A little less serious topic this month as you may have discerned already. I am a baseball fan. I grew up in Ponca City, Oklahoma listening to the St. Louis Cardinals on WBBZ radio in the early 1960s. Yes, I am that old. My Cardinals won the World Series this year – a very exciting series. Albert Pujols is the first baseman for the Cardinals. He has been with the Cardinals his entire major league career. He is probably the best baseball player in the world today. He is also a free agent this year. This means he can sign with any team that he wants to, so the Cardinals might lose him. And he is looking for a long-term contract and probably would like to be the best paid player in the game. This past season, Pujols made $16 million.
Which brings in Alex Rodriguez. In December 2007, he signed a $275 million, 10-year agreement with the New York Yankees. Wow! This past season, he made about $31 million, about twice as much as Pujols. And he still has six years left on the contract although his salary drops to a paltry $20 million by the last year of his contract.

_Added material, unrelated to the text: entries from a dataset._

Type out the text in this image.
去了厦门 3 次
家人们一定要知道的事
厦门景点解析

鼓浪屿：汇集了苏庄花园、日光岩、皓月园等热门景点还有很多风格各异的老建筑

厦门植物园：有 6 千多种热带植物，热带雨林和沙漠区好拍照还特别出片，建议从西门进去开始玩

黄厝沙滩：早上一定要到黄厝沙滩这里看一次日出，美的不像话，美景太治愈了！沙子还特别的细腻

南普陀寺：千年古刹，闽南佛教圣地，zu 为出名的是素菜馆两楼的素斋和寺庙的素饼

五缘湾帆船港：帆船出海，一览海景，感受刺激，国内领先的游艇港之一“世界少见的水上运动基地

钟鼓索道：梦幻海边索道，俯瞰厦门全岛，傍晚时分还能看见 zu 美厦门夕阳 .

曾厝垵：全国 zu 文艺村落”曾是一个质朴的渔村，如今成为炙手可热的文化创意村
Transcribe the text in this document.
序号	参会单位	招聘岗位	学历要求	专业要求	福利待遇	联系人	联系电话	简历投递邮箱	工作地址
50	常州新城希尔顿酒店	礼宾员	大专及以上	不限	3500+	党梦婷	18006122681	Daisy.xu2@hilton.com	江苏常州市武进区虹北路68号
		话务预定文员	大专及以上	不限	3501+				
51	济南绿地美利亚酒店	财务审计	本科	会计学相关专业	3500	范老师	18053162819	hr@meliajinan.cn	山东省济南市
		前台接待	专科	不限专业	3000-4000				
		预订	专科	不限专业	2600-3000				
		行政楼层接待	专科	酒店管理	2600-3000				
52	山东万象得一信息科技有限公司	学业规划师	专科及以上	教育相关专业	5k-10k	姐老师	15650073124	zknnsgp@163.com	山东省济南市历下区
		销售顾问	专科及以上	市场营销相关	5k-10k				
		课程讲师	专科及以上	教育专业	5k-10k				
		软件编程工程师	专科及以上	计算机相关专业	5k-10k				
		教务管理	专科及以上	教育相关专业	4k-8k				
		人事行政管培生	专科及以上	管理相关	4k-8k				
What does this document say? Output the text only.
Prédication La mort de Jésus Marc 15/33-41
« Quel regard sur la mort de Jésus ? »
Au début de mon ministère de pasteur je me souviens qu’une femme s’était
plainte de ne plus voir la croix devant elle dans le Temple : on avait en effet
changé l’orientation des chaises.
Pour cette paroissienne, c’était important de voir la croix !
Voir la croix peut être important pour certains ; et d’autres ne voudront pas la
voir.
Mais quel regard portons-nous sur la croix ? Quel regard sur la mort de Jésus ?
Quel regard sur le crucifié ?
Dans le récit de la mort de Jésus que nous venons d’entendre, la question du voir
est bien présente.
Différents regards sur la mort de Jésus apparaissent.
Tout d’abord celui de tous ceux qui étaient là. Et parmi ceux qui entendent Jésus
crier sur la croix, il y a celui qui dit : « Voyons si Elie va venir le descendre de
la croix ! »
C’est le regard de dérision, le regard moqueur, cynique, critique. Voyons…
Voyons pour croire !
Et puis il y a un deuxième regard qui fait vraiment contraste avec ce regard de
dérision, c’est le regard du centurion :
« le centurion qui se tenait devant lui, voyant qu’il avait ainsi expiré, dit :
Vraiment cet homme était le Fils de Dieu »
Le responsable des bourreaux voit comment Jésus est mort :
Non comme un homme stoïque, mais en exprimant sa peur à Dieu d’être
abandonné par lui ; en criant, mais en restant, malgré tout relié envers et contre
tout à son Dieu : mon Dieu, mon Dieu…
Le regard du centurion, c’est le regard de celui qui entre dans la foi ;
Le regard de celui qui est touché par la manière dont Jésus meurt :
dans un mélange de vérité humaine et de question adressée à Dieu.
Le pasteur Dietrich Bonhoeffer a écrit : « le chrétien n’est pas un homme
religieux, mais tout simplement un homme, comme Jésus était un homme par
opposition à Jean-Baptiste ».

So, this month, it is Albert Pujols versus Alex Rodriguez. We will answer the following questions using data:
- Albert Pujols is the only player in the game to hit over .300, over 30 home runs and drive in 100 or more runs in 10 consecutive seasons. He did that in his first ten years in the majors, starting in 2001. That streak ended this year. Is Pujols’ productivity declining?
- Alex Rodriguez is baseball’s highest paid player in 2011. He made $31 million, twice as much as Pujols. He has been in the majors since 1994. How do his statistics compare to Pujols?
- Who is the better player offensively?
Let the fun begin! Your comments are welcomed below. Our Quick Links are also listed below.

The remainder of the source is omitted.